You wouldn't be able to believe your luck - two days of perfect sunshine in a row, for our cruises. I was in seventh heaven on the Milford Sound cruise. I had to keep reminding myself that I was here, doing this, having this wonderful experience. Up on deck nearly all the time, in the wind and the sun, looking at these steeply rising, glorious mountains, a flawless blue sky, blue waters, waterfalls like white streaks on the mountains from afar.
Because last time we did the cruise it was in the rain. I'm glad this was the one Freya would remember.
The cruises seem to be about a third to half-full of people in autumn, even so there was only just enough room for taking photos if you wanted a good vantage point sometimes.
The queue to get on the boat had a ridiculously panicky feel to it! A crowd of Chinese women pushed in from the left and the crew members got quite irritated telling us all to move back to one side. The gates opened and there was a barely controlled mini stampede. In contrast, once we were on, people quickly dispersed. Oddly enough, many of them to the restaurant, from which smells like well-cooked sausages and vegetables drifted about throughout the journey. It was not a place I woud want to waste my time in. I wanted to be out in the fresh air, taking in every moment.
But first, to take advantage of compementary hot drinks, we sat inside, next to a woman and her daughter with whom we struck up an instant friendship. They hailed from Australia and were on a three day visit to New Zealand, staying in Queenstown. They had been to Glenorchy too.
Up on deck, excitable keen photographers jostled for the best position when dolphins were spotted. Our boat approached them carefully and they leapt out of the water and came close to us. This 'Scenic Cruise' took us right out to sea then turned around. It was an hour and a half long and quite sufficient to see everything. The longer and more expensive 'Nature Cruise' was not really worth it for our family of four. We were over the moon with our trip. We could not have asked for more. It derserves the title of Eighth Wonder of the World.
Of course, the Milford Road is a wonder in itself. Taking about two hours to drive down, it is fairy flat to start with.
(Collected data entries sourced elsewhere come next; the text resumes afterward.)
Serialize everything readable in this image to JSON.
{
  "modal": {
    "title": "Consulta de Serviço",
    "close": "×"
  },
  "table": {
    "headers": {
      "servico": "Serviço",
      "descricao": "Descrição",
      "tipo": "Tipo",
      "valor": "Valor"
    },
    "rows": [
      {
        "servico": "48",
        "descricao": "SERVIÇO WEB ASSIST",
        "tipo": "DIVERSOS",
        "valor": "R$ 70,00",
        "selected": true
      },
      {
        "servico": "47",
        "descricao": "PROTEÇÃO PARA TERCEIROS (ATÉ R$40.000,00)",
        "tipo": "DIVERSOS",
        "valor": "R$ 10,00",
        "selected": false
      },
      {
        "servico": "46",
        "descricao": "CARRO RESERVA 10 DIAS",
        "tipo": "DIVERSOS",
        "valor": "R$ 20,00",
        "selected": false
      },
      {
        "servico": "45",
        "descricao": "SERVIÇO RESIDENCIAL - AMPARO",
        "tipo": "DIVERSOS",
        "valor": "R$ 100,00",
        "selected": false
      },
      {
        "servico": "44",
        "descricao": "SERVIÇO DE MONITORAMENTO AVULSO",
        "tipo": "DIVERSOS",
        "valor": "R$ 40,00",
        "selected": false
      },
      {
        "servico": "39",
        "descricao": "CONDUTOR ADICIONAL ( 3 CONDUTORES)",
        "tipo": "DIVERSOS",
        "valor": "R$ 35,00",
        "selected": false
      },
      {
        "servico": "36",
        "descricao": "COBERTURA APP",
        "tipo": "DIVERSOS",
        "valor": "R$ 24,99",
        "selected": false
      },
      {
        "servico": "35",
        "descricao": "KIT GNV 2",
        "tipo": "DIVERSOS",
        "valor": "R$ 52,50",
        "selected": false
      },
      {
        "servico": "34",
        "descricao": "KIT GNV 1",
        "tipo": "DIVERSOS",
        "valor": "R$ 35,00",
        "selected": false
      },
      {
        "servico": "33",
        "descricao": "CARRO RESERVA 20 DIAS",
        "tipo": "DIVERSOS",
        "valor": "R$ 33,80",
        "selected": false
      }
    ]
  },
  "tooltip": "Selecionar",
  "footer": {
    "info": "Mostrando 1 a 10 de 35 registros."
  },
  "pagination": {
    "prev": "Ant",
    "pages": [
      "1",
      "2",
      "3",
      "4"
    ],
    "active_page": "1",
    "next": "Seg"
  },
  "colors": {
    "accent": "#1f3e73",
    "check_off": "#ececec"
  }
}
You pass Te Anau Downs, a big picnic area, then continue through landscapes of scrub, tussock grassland, beech forest, a rash of DOC campsites - we stayed at Kiosk Creek, a nice little area which we shared with two motorhomes and two tents - then the road becomes more winding, up and down, passing parking areas with view points.
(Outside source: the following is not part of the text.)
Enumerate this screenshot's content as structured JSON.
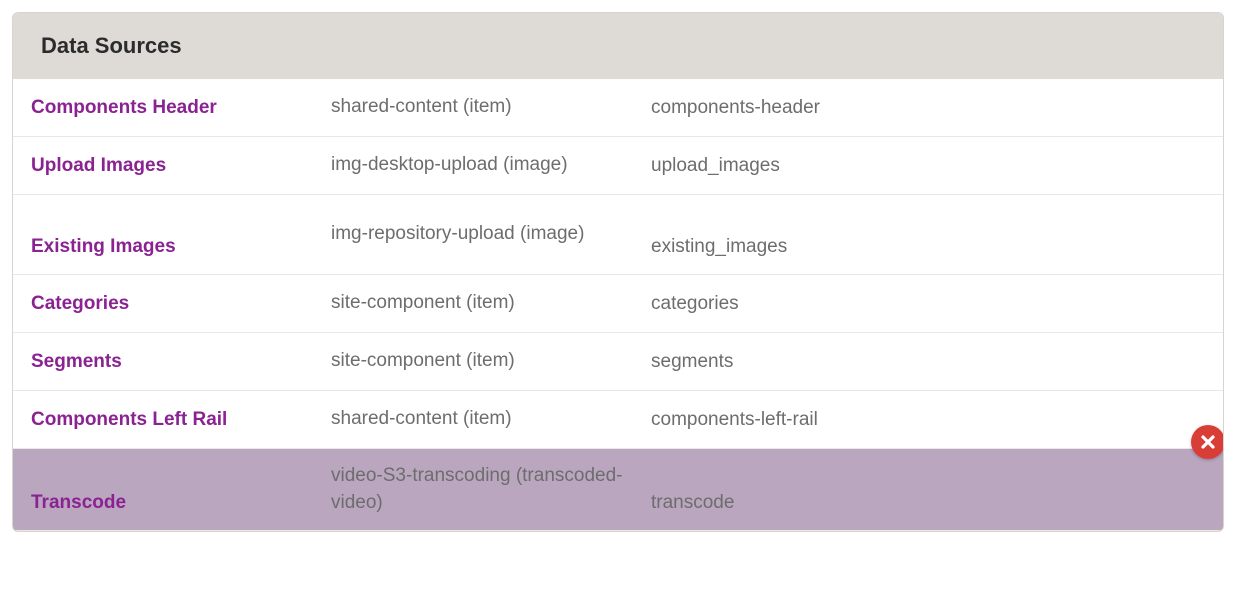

Interesting features of our journey: a bride in a white dress, being photographed against a backdrop of snowy mountains, the Homer Tunnel, where you wait by traffic lights that count down the time you have to wait for the single-lane drive through this roughly hewn tunnel that was built (over 20 years from the 1930s) with picks, shovels and dynamite. By now it had lights in the roof, not there 14 years ago. We also had a chance to see some kea - the only Alpine parrot - along the Milford Road, at very close quarters. Signs request that you don't feed the birds, but people do, we witnessed a group throwing a banana skin to them. We stopped at The Chasm, a walk to view the surging River Cleddau and waterfall rushing under a bridge. The water had carved out solid rock, scoured holes in it and polished it all smooth.
Of course you get to see the scenery again on the way back as Milford is at the end of the road. And it is worth seeing twice.